A polyamide 66 resin composition comprising 5 to 25 parts by weight of a polyamide 46 resin having a relative viscosity of 3.0 to 3.5 in a solution state at room temperature represented by the following structural formula (I) to 100 parts by weight of polyamide 66 resin. [Formula 1] -(NHR ₁ NHCOR ₂ Co) _n (Wherein n is an integer from 100 to 200, R ₁ is-(CH ₂ ) _4- , and R ₂ is-(CH ₂ ) _6- .) The polyamide 66 resin composition according to claim 1, wherein the glass fiber is added in an amount of 10 to 60 parts by weight based on 100 parts by weight of the total resin composition.
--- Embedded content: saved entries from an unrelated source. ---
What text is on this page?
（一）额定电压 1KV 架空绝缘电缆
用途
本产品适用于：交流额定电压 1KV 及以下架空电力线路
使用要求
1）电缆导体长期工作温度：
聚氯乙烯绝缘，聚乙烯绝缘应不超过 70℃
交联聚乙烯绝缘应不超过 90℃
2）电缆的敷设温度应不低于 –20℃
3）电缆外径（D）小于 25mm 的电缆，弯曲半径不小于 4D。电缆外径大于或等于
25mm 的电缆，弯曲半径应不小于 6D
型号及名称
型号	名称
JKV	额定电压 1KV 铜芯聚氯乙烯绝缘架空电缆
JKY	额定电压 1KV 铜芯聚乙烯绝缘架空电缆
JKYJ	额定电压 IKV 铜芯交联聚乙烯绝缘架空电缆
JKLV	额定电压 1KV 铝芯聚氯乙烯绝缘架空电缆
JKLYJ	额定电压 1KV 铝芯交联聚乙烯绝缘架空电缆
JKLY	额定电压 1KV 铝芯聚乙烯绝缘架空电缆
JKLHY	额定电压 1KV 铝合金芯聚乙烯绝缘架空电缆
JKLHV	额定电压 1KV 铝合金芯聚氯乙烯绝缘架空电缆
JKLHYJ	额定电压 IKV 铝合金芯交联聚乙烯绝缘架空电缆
The polyamide 66 resin composition according to claim 1 or 2, wherein the glass fiber is surface treated with an amino silane coupling agent. The heat-resistant agent selected from the group consisting of copper, hindered phenol, amine, phosphorus or sulfur is added in an amount of 0.05 to 2.0 parts by weight based on 100 parts by weight of polyamide 66 resin. Polyamide 66 Resin Composition. The polyamide 66 resin composition according to claim 1, wherein the release agent is added in an amount of 0.2 to 3.0 parts by weight based on 100 parts by weight of the polyamide 66 resin.